More and more people have become like sleepwalkers, who barely have time and energy to pay attention to anything else than their most immediate needs and desires, be that the obligations at work or what appears on their smartphone or television screens. It is worrying that we need big scale disasters to remind us where we were at a given time.
Let it not be true for all of us what happens to many people at the end of their lives: Life passed by, but I was not there to experience it. Being present is the precondition for realizing what is going on inside us and around us. We do not need to look at our clock or our smartphone to see when and where something is going down.
It is happening right now, every second of our lives, and we may just be in time to perceive the next extraordinary event in its making. What, when and where is it about to take place?
Things you just can’t do
You can’t handle the truth
Those, who have watched the movie A Few Good Men (1992), can probably still hear these words, pronounced by Coronel Nathan Jessep (Jack Nicholson), ringing in their ears. In one of the final scenes, the young lawyer Daniel Kaffee (Tom Cruise) puts pressure on the coronel to find out, if he is behind the death of a marine, who was to be transferred away from Guantanamo Bay. The coronel feels the pressure and yells at the lawyer, while the heat starts to rise in the courtroom: “You can’t handle the truth!”
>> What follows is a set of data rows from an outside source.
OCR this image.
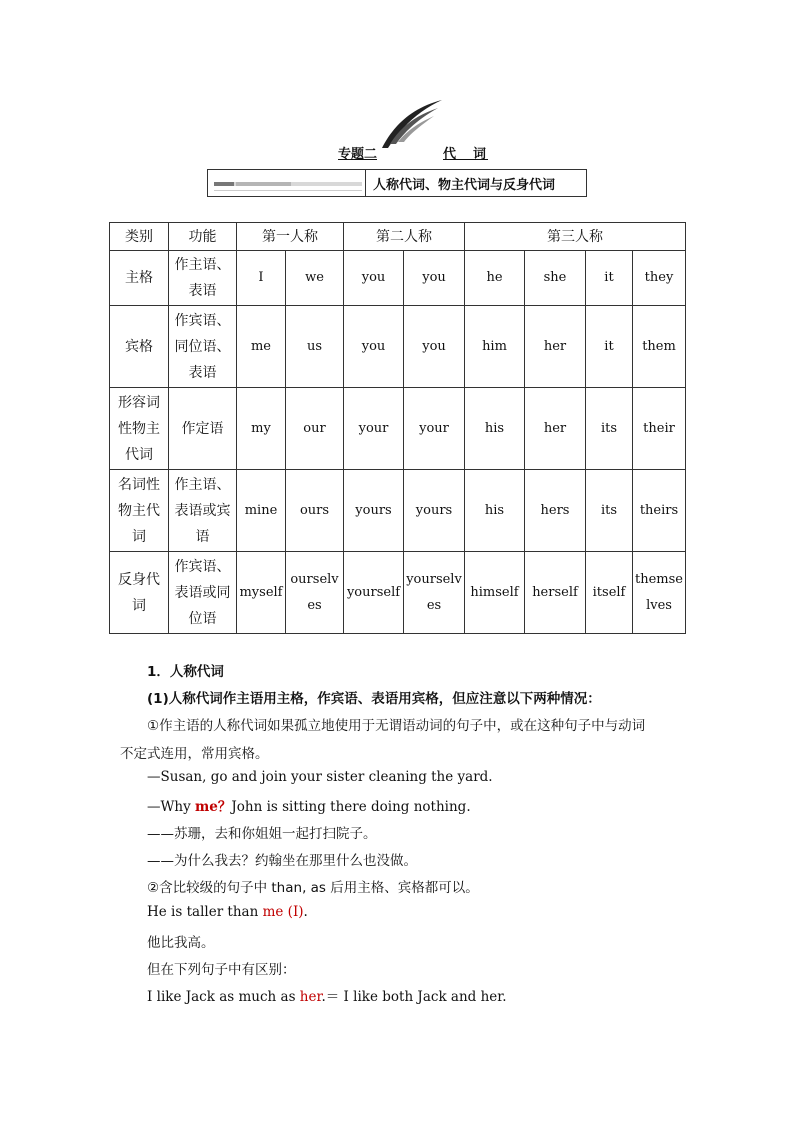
专题二	代　词
人称代词、物主代词与反身代词
类别	功能	第一人称		第二人称		第三人称			
主格	作主语、表语	I	we	you	you	he	she	it	they
宾格	作宾语、同位语、表语	me	us	you	you	him	her	it	them
形容词性物主代词	作定语	my	our	your	your	his	her	its	their
名词性物主代词	作主语、表语或宾语	mine	ours	yours	yours	his	hers	its	theirs
反身代词	作宾语、表语或同位语	myself	ourselves	yourself	yourselves	himself	herself	itself	themselves
1．人称代词
(1)人称代词作主语用主格，作宾语、表语用宾格，但应注意以下两种情况：
①作主语的人称代词如果孤立地使用于无谓语动词的句子中，或在这种句子中与动词
不定式连用，常用宾格。
—Susan, go and join your sister cleaning the yard.
—Why me？John is sitting there doing nothing.
——苏珊，去和你姐姐一起打扫院子。
——为什么我去？约翰坐在那里什么也没做。
②含比较级的句子中 than, as 后用主格、宾格都可以。
He is taller than me (I).
他比我高。
但在下列句子中有区别：
I like Jack as much as her.＝ I like both Jack and her.
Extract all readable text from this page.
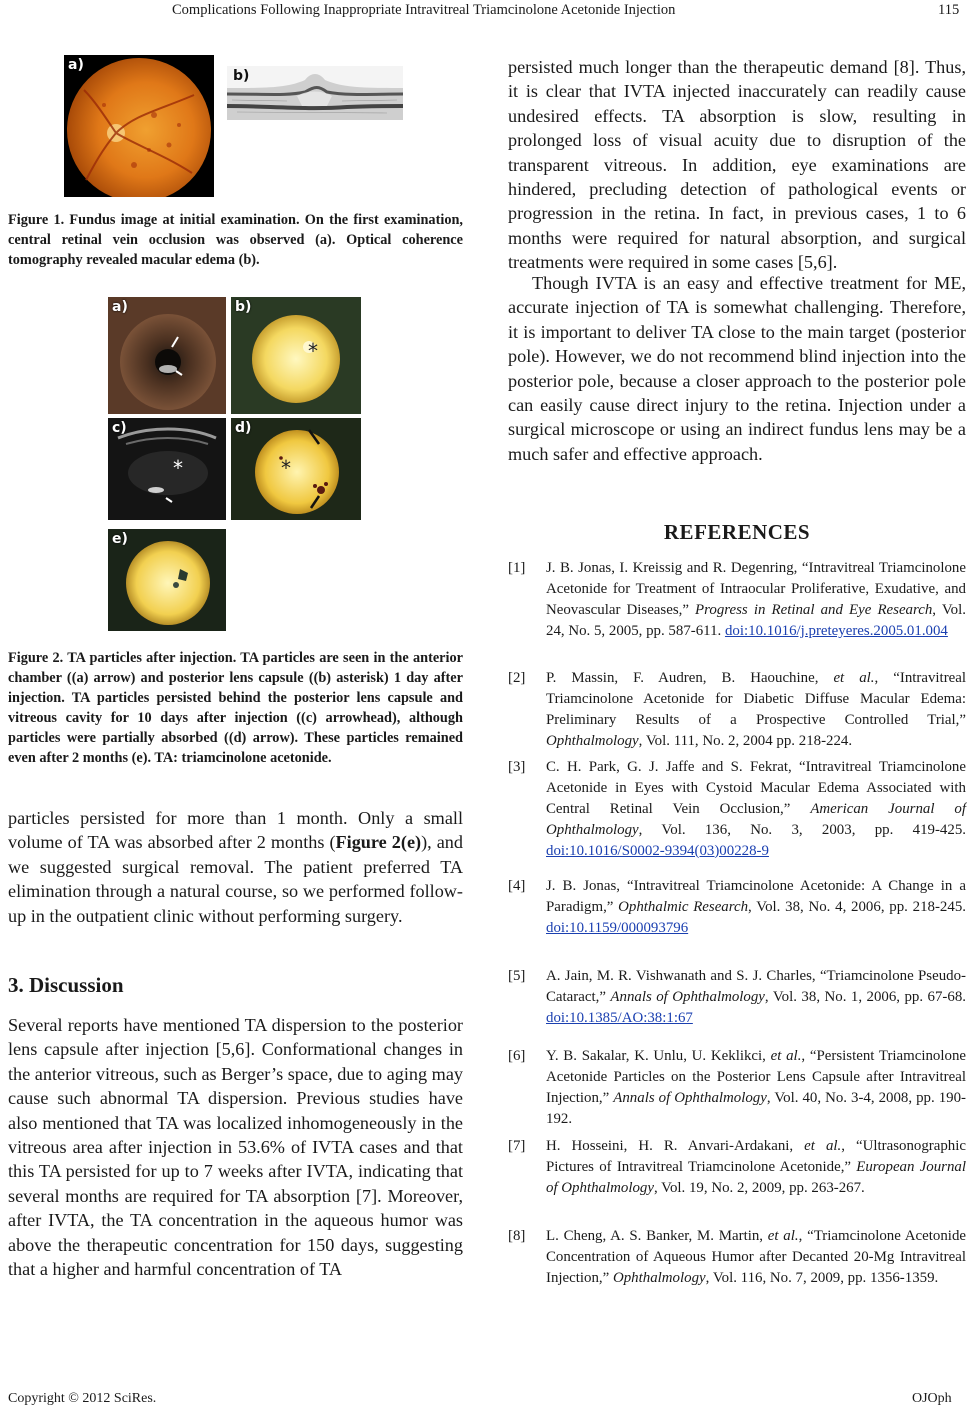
Complications Following Inappropriate Intravitreal Triamcinolone Acetonide Injection	115
a)
b)

Figure 1. Fundus image at initial examination. On the first examination, central retinal vein occlusion was observed (a). Optical coherence tomography revealed macular edema (b).

a)	b)
*
c)
*
d)
*
e)

Figure 2. TA particles after injection. TA particles are seen in the anterior chamber ((a) arrow) and posterior lens capsule ((b) asterisk) 1 day after injection. TA particles persisted behind the posterior lens capsule and vitreous cavity for 10 days after injection ((c) arrowhead), although particles were partially absorbed ((d) arrow). These particles remained even after 2 months (e). TA: triamcinolone acetonide.

particles persisted for more than 1 month. Only a small volume of TA was absorbed after 2 months (Figure 2(e)), and we suggested surgical removal. The patient preferred TA elimination through a natural course, so we performed follow-up in the outpatient clinic without performing surgery.

3. Discussion

Several reports have mentioned TA dispersion to the posterior lens capsule after injection [5,6]. Conformational changes in the anterior vitreous, such as Berger’s space, due to aging may cause such abnormal TA dispersion. Previous studies have also mentioned that TA was localized inhomogeneously in the vitreous area after injection in 53.6% of IVTA cases and that this TA persisted for up to 7 weeks after IVTA, indicating that several months are required for TA absorption [7]. Moreover, after IVTA, the TA concentration in the aqueous humor was above the therapeutic concentration for 150 days, suggesting that a higher and harmful concentration of TA

persisted much longer than the therapeutic demand [8]. Thus, it is clear that IVTA injected inaccurately can readily cause undesired effects. TA absorption is slow, resulting in prolonged loss of visual acuity due to disruption of the transparent vitreous. In addition, eye examinations are hindered, precluding detection of pathological events or progression in the retina. In fact, in previous cases, 1 to 6 months were required for natural absorption, and surgical treatments were required in some cases [5,6].

Though IVTA is an easy and effective treatment for ME, accurate injection of TA is somewhat challenging. Therefore, it is important to deliver TA close to the main target (posterior pole). However, we do not recommend blind injection into the posterior pole, because a closer approach to the posterior pole can easily cause direct injury to the retina. Injection under a surgical microscope or using an indirect fundus lens may be a much safer and effective approach.

REFERENCES
[1] J. B. Jonas, I. Kreissig and R. Degenring, “Intravitreal Triamcinolone Acetonide for Treatment of Intraocular Proliferative, Exudative, and Neovascular Diseases,” Progress in Retinal and Eye Research, Vol. 24, No. 5, 2005, pp. 587-611. doi:10.1016/j.preteyeres.2005.01.004
[2] P. Massin, F. Audren, B. Haouchine, et al., “Intravitreal Triamcinolone Acetonide for Diabetic Diffuse Macular Edema: Preliminary Results of a Prospective Controlled Trial,” Ophthalmology, Vol. 111, No. 2, 2004 pp. 218-224.
[3] C. H. Park, G. J. Jaffe and S. Fekrat, “Intravitreal Triamcinolone Acetonide in Eyes with Cystoid Macular Edema Associated with Central Retinal Vein Occlusion,” American Journal of Ophthalmology, Vol. 136, No. 3, 2003, pp. 419-425. doi:10.1016/S0002-9394(03)00228-9
[4] J. B. Jonas, “Intravitreal Triamcinolone Acetonide: A Change in a Paradigm,” Ophthalmic Research, Vol. 38, No. 4, 2006, pp. 218-245. doi:10.1159/000093796
[5] A. Jain, M. R. Vishwanath and S. J. Charles, “Triamcinolone Pseudo-Cataract,” Annals of Ophthalmology, Vol. 38, No. 1, 2006, pp. 67-68. doi:10.1385/AO:38:1:67
[6] Y. B. Sakalar, K. Unlu, U. Keklikci, et al., “Persistent Triamcinolone Acetonide Particles on the Posterior Lens Capsule after Intravitreal Injection,” Annals of Ophthalmology, Vol. 40, No. 3-4, 2008, pp. 190-192.
[7] H. Hosseini, H. R. Anvari-Ardakani, et al., “Ultrasonographic Pictures of Intravitreal Triamcinolone Acetonide,” European Journal of Ophthalmology, Vol. 19, No. 2, 2009, pp. 263-267.
[8] L. Cheng, A. S. Banker, M. Martin, et al., “Triamcinolone Acetonide Concentration of Aqueous Humor after Decanted 20-Mg Intravitreal Injection,” Ophthalmology, Vol. 116, No. 7, 2009, pp. 1356-1359.
Copyright © 2012 SciRes.	OJOph
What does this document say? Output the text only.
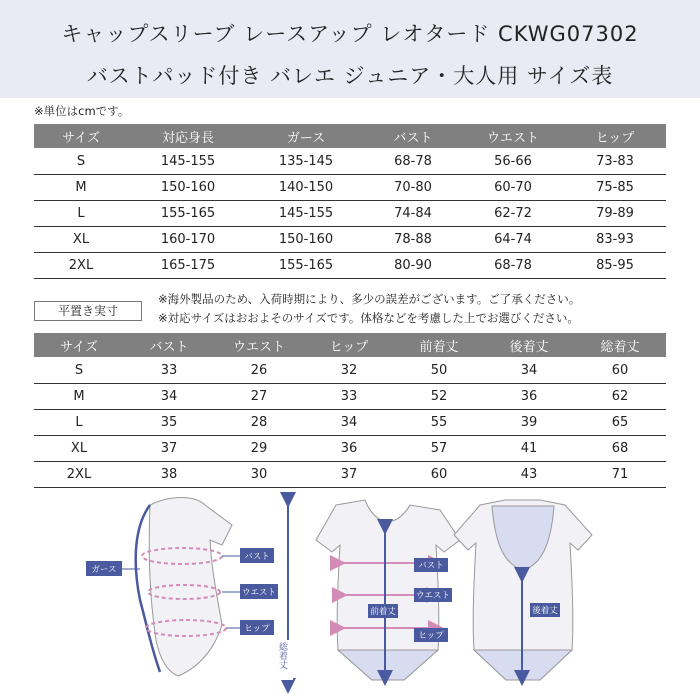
キャップスリーブ レースアップ レオタード CKWG07302
バストパッド付き バレエ ジュニア・大人用 サイズ表
※単位はcmです。
サイズ	対応身長	ガース	バスト	ウエスト	ヒップ
S	145-155	135-145	68-78	56-66	73-83
M	150-160	140-150	70-80	60-70	75-85
L	155-165	145-155	74-84	62-72	79-89
XL	160-170	150-160	78-88	64-74	83-93
2XL	165-175	155-165	80-90	68-78	85-95
平置き実寸
※海外製品のため、入荷時期により、多少の誤差がございます。ご了承ください。
※対応サイズはおおよそのサイズです。体格などを考慮した上でお選びください。
サイズ	バスト	ウエスト	ヒップ	前着丈	後着丈	総着丈
S	33	26	32	50	34	60
M	34	27	33	52	36	62
L	35	28	34	55	39	65
XL	37	29	36	57	41	68
2XL	38	30	37	60	43	71
ガース
バスト
ウエスト
ヒップ
総着丈
前着丈
バスト
ウエスト
ヒップ
後着丈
Neither can the coronel, although he thinks he can. Yet, he ends up revealing what the lawyer suspected, but could not prove without the help of the coronel, who seems to be unaware of the consequences of his confession. And so it is: Nobody can handle the moment of truth which does not fit into the human hand; not the coronel, not the lawyer, not any being can handle the moment of truth on this time-ridden earth, where “yesterday’s just a memory, and tomorrow is never what it’s supposed to be”.
You can always come back, but you can’t come back all the way
The perfect repetition, which would return you to the very moment, where you started, is not realizable. The ancient Greek natural philosopher, Alcmaeon, said it in the following way: “Men perish, because they are unable to connect the beginning to the end.” Bob Dylan put it in his own frank manner on Mississippi, where we all walk the line, “your days are numbered, so are mine”: “You can always come back, but you can’t come back all the way”.
I remember when Michael Jordan came back. Well, he actually came back twice, and each time he had to struggle a bit more to maintain his level, until even he, Air Jordan, could not keep up physically, but animically he stayed strong. And that may just be the trick: accepting that we cannot come back all the way physically, yet, on a spiritual level it is not at all about coming or going back, but moving forward, taking what and where we have been onto new levels of consciousness and so outgrowing what we were. Don’t think twice, just do it.
You Can Never Hold Back Spring
Springtime is growth, spontaneous and ever expanding, like plants and cells which find their way, even when they are being suppressed or tied down. A tree sends its roots deep into the earth and stretches its branches toward the sky. On You Can Never Hold Back Spring Tom Waits sings, “the blushing rose will climb, spring ahead or fall behind”.
There is so much we humans can do, but that we cannot: hold back spring. Maybe we will once try to stop spring from blooming in our foolish attempt to control almost everything on earth, or maybe we have come to realize that it’s good that there is something in this world which is beyond our control. Such a world would look like the one Tom Waits reveals: “Even though you’ve lost your way, the world keeps dreaming of spring”.